Last week, it was pretty rainy and cold, so we decided to bring it indoors. Above is a shot of us about to have our snack time. You can't really see everyone, but on the left in the striped jacket is Alberto, the one holding the young'n is Luciano. Further back there's Johanna and Flor and many more!

I enjoyed this particular Saturday because we (well, Javi) got to share the gospel. Now, I do not have many expectations as to whether they really mean it or not, but I am praying about that. I have yet to understand the age of accountability, well, simply because it's different for everyone. Plus, as you see us about to partake in snacks, I often wonder if kids come for the food more than anything else. Nonetheless, it's great to share, and I'm encouraged to keep sharing as the weeks progress.

This Saturday was probably one of our best though. I agreed with Sarah when we talked afterward that we feel much more connected with each kiddo now. I particularly got to help with a worksheet about the creation story with Luciano. He's a kid that often causes a lot of trouble, and is rebellious when it comes to following the rules in our games. But in this moment, I realized that he can't read (he's 9 years old!) very well, and that if one spends quality time with him, he will be a great kid! Once again, proof that presence is way more valuable than presents.

I hope you will pray with me for kids like Luciano, and for the many weeks of Escuelita ahead of us! Chau.

Friday, October 1, 2010

Gana mi estomago, gana mi corazon


Burger with lechuga, tomate, berenjena y carne. Wow.

Here's more documentation of the day I made homemade tortillas and all the fixins. Quite delectable if I do say so myself! And made from scratch tortillas are quite simple:

Harina
Pocotito de sal
Manteca
Agua herviendo

Pollo con chinichurri sauce and cooked veraduras.
















I made these two for my day of cooking today. I was inspired by Monday's quiche so I thought I'd give it a try. Above, spinach with bell peppers, onions and cheese. Right, pumpkin, eggplant, bell peppers and green onion and cheese. I know the pumpkin sounds really weird but it's amazing I tell you!
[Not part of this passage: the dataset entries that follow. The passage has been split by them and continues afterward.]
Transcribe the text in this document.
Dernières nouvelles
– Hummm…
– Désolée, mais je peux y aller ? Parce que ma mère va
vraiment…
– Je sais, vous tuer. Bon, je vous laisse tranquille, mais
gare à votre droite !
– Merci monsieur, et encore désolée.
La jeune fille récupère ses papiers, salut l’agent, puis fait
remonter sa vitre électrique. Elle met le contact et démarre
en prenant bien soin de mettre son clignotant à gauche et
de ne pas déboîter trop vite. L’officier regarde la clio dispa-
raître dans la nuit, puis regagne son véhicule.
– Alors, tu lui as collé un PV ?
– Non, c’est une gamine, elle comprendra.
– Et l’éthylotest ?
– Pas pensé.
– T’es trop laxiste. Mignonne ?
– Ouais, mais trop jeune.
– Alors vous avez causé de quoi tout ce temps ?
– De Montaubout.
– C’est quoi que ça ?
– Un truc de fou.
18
I want to add too that the crust is also made from scratch. Huzzah!


It is such a blessing to get to do all this cooking! I find myself very relaxed when I am in the process of making my own recipes for just about everything. I even enjoy the hand washing process afterward, even though there are seven mouths to feed, and thus seven sets of dishes to clean. Estoy loca?

Tonight, Heather, JD and I had the opportunity to visit a fellow worker's home in la ciudad. Maria Elena had made some bon bons for us one week, so I asked if there was any way she would teach me how to make them. She said, "Claro!"

So first, we made an amazing torta with manzanas, and despues, we worked on the bon bons. She even gave us some of the extra dulce de leche and had some walnuts added to the sugary goodness. Como un polo, esta muy rico. It was so fun because this woman is a pro--she makes a living by selling the treats she makes in her very tiny kitchen. She told us that whatever she sells, she gets to keep. If she doesn't sell anything, she has no money for the day.

"Pero, Dios es siempre fiel!" me dijó.

Que lindo, no?

What a woman. Maria Elena got a kick out of our feeble efforts to make walnut/dulce balls that have yet to have their cascaras (formed by vanilla sauce) added. Nevertheless, she was very encouraging, and even helped us a lot to learn more Spanish words.

Here's a fun one: halfway through our trabajando, she stops to ask us if we'll help her feed her pets. In the middle of the city where she lives, she has a backyard full of about 10 chickens! After we collected the eggs, she said that they would be her gift to us!

Certainly, a new experience, and worthy of a blog. So cool to see how God's people live all over the world. Chau!